Comunicação

Notícias

VOLTAR
23/05/2022
Estudo avalia e promove habilidades sociais em pessoas internadas em clínicas de reabilitação

Por: Eduarda Perin

() comentários

Pesquisa do Mestrado em Psicologia da IMED busca propiciar melhor qualidade de vida para pessoas com transtornos relacionados ao uso de substâncias

Habilidade social ou comportamento socialmente hábil é um “conjunto de comportamentos emitidos por um indivíduo que expressa seus sentimentos, atitudes, desejos, opiniões ou direitos de modo adequado à situação, respeitando esses comportamentos nos demais”. 

“Avaliação e Promoção de Habilidades Sociais nos Transtornos Relacionados ao Uso de Substâncias” é uma pesquisa realizada pelo Mestrado em Psicologia da IMED, que tem por objetivo realizar a avaliação e a promoção das habilidades sociais em indivíduos internados em clínicas de reabilitação para tratamento de Transtornos Relacionados ao Uso de Substâncias. 

O objetivo é propiciar uma melhor qualidade de vida a essas pessoas, investigando também a presença de sintomas depressivos, de ansiedade, de estresse e de ansiedade social.

Segundo uma das pesquisadoras, a professora Dra. Márcia Wagner, o estudo possui um foco no desenvolvimento das habilidades sociais (HS) dos indivíduos, devido às consequências negativas que os déficits nas HS produzem na saúde e na qualidade de vida de uma pessoa, inclusive assumindo um elemento predisponente ao comportamento de uso de drogas ilícitas.

A pesquisa teve a participação de 60 usuários de substâncias. Em pessoas internadas, houve predomínio de indivíduos solteiros, com idade média de 33,68 anos e com ensino fundamental incompleto, que não estudavam anteriormente à internação.

Do total, 83% trabalhavam antes da internação e o uso da substância psicoativa ocorria todos os dias para 50% dos indivíduos. “Apesar da maioria apresentar sintomas normais para depressão, ansiedade e estresse, foram encontrados sintomas clínicos severos e extremamente severos, bem como a presença de índices significativos do transtorno de ansiedade social”, conta a pesquisadora.

Com relação às habilidades sociais, 50% da amostra apresentou repertório deficitário e 63,3% pontuaram indicação para realização de Treinamento de Habilidades Sociais (THS), uma das principais abordagens utilizadas no tratamento da dependência química. 

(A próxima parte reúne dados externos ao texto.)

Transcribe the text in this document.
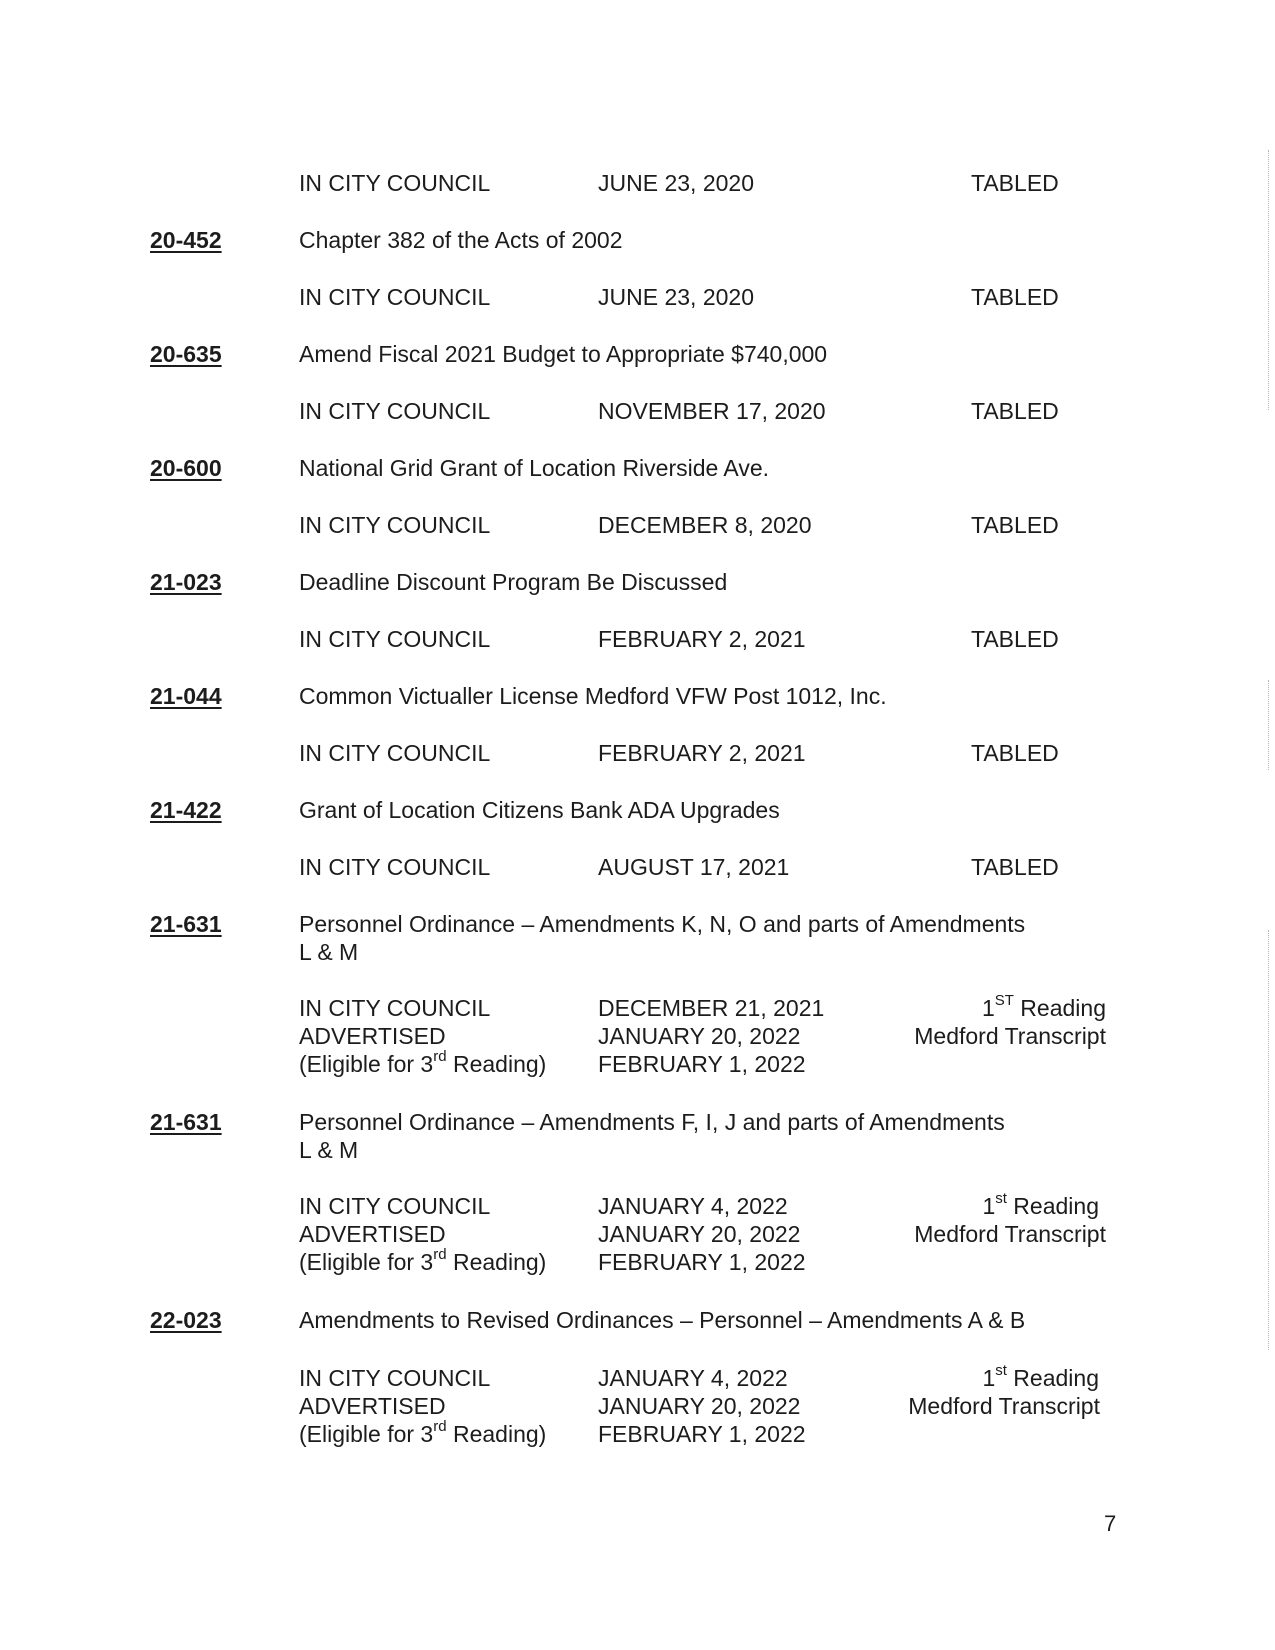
IN CITY COUNCIL	JUNE 23, 2020	TABLED
20-452	Chapter 382 of the Acts of 2002
IN CITY COUNCIL	JUNE 23, 2020	TABLED
20-635	Amend Fiscal 2021 Budget to Appropriate $740,000
IN CITY COUNCIL	NOVEMBER 17, 2020	TABLED
20-600	National Grid Grant of Location Riverside Ave.
IN CITY COUNCIL	DECEMBER 8, 2020	TABLED
21-023	Deadline Discount Program Be Discussed
IN CITY COUNCIL	FEBRUARY 2, 2021	TABLED
21-044	Common Victualler License Medford VFW Post 1012, Inc.
IN CITY COUNCIL	FEBRUARY 2, 2021	TABLED
21-422	Grant of Location Citizens Bank ADA Upgrades
IN CITY COUNCIL	AUGUST 17, 2021	TABLED
21-631	Personnel Ordinance – Amendments K, N, O and parts of Amendments
L & M
IN CITY COUNCIL	DECEMBER 21, 2021	1ST Reading
ADVERTISED	JANUARY 20, 2022	Medford Transcript
(Eligible for 3rd Reading) FEBRUARY 1, 2022
21-631	Personnel Ordinance – Amendments F, I, J and parts of Amendments
L & M
IN CITY COUNCIL	JANUARY 4, 2022	1st Reading
ADVERTISED	JANUARY 20, 2022	Medford Transcript
(Eligible for 3rd Reading) FEBRUARY 1, 2022
22-023	Amendments to Revised Ordinances – Personnel – Amendments A & B
IN CITY COUNCIL	JANUARY 4, 2022	1st Reading
ADVERTISED	JANUARY 20, 2022	Medford Transcript
(Eligible for 3rd Reading) FEBRUARY 1, 2022
7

“Os resultados demonstram a necessidade da realização de intervenções de THS nesta população, visto a presença do repertório deficitário de HS e sintomas clínicos em parte da amostra”, enfatizou a docente. 

Segundo ela, a etapa final do projeto vem a contemplar essa necessidade, com a proposição de Grupos de THS aos usuários de substâncias psicoativas. O projeto possui financiamento pela Fundação de Amparo à Pesquisa do Estado do Rio Grande do Sul (FAPERGS), contemplado no edital 05/2019 do Programa Pesquisador Gaúcho (PQG).

O THS é uma intervenção vivencial, de caráter grupal, que busca a prática de comportamentos específicos de habilidades sociais, a fim de que novos comportamentos sejam integrados no repertório do indivíduo. São utilizados procedimentos como instruções, modelação, ensaio de comportamento, retroalimentação e reforço. O THS para usuários de drogas pode contribuir no desenvolvimento das habilidades deficitárias e no aperfeiçoamento das habilidades existentes. 

Além da pesquisadora Márcia Fortes Wagner, fazem parte da pesquisa os professores da IMED, Dra. Camila Rosa de Oliveira, Dr. Luís Henrique Paloski e Dra. Fernanda Cerutti, a professora Dra. Margareth da Silva Oliveira do Mestrado em Psicologia da PUCRS e a professora Dra. Ilana Andretta, do Mestrado em Psicologia da UNISINOS.